We did a lab where we had one cart with an unknown mass stationary on a friction-less surface. Another cart with a mass of 378.9g, was pushed down the track (which moves at a constant speed due to the friction-free surface) and collides with the second cart - so it is a hit and stick collision. We used photogate timers to determine time values immediately before and after which allowed us to find initial and final velocities. We graphed these values, found the best fit line and the slope from that. Then stacked the equations y=mx + b with m1v1 + m2v2 = (m1 + m2)vf to try and find the second mass. So we ended up having a slope of 0.8, thus we had the equation: 0.8 = 378.9 / (378.9 + m2). We calculated the second cart's mass to be 94.73 g, but after weighing it our mass is almost half of the actual mass. I attached a picture of our data and a diagram of the lab.

Homework Equations

- y = mx + b
- slope = rise/run
- hit and stick collision

The Attempt at a Solution

We now have to explain why we got the results we did. Momentum is clearly not conserved or we would have been able to determine the second mass accurately. The question is why not? Could it be air drag? Or is there some other force acting?

 

[kuruman]

Can you explain exactly what you plotted? How are the x and y values in your plot related to what you measured?

 

[kenzieleigh]

Can you explain exactly what you plotted? How are the x and y values in your plot related to what you measured?

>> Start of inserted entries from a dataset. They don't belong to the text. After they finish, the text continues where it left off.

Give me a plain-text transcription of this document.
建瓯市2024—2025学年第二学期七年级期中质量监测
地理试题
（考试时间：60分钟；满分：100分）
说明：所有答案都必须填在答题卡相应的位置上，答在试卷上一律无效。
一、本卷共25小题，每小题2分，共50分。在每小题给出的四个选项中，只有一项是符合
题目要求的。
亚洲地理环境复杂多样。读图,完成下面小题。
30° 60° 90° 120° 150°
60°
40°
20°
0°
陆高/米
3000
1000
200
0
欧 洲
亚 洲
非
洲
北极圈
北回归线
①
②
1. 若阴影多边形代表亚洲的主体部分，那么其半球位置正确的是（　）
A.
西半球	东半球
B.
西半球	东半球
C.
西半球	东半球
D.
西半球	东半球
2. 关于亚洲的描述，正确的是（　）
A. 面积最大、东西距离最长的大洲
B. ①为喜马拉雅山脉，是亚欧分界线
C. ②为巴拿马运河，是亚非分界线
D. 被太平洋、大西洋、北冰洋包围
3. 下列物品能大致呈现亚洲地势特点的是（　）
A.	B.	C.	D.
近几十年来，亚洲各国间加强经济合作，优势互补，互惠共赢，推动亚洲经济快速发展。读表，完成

We got the time value from before and after the collision with the timers. Found the length of the antennae on the first cart and used v=d/t to find the initial and final velocity. Then plotted the velocities with initial on the x-axis and final on the y.

 

[kuruman]

Then plotted the velocities with initial on the x-axis and final on the y.

And why should that give you a straight line when plotted? What is the theoretical equation that you used?

 

[kenzieleigh]

And why should that give you a straight line when plotted? What is the theoretical equation that you used?

Because the slope is equal to m1/(m1+m2) which were kept constant in the lab. Therefore there should be a straight line.

 

[kuruman]

OK. Now how did you extract the unknown mass from the slope?

 

[kenzieleigh]

OK. Now how did you extract the unknown mass from the slope?

We used that equation. We got the slope through rise/run and since we knew the mass of the first cart we could use the equation above (slope=m1/(m1+m2) ) to find the m2, but it wasn't the correct mass. It was about 90g when it actually has a mass of 180g (as calculated by a scale)

 

[kuruman]

OK. You probably found the slope by using some kind of canned linear regression and set the intercept equal to zero because that makes sense theoretically. What if you redid the regression and let it find an intercept. What kind of slope and value for the mass do you get then?

 

[haruspex]

Momentum is clearly not conserved or we would have been able to determine the second mass accurately. The question is why not? Could it be air drag? Or is there some other force acting?

Your problem is the opposite, too little speed was lost.
The plot looks suspiciously like two separate plots. The first three datapoints have a slope closer to 0.7, the rest being more like 0.9.
That might not sound much, but do the error analysis: 0.7 gives the unknown mass as 3/7 of the known mass, so quite close to the right value, while 0.9 gives 1/9. This suggests to me some experimental error crept into the set-up.
(Should such an exercise arise again, I recommend finishing with a run without the second cart, to verify the photogates still agree.)

Looking at the diagram, is it possible the carts were making contact before the first cart had cleared the first photogate? Maybe the antenna got bent back a little.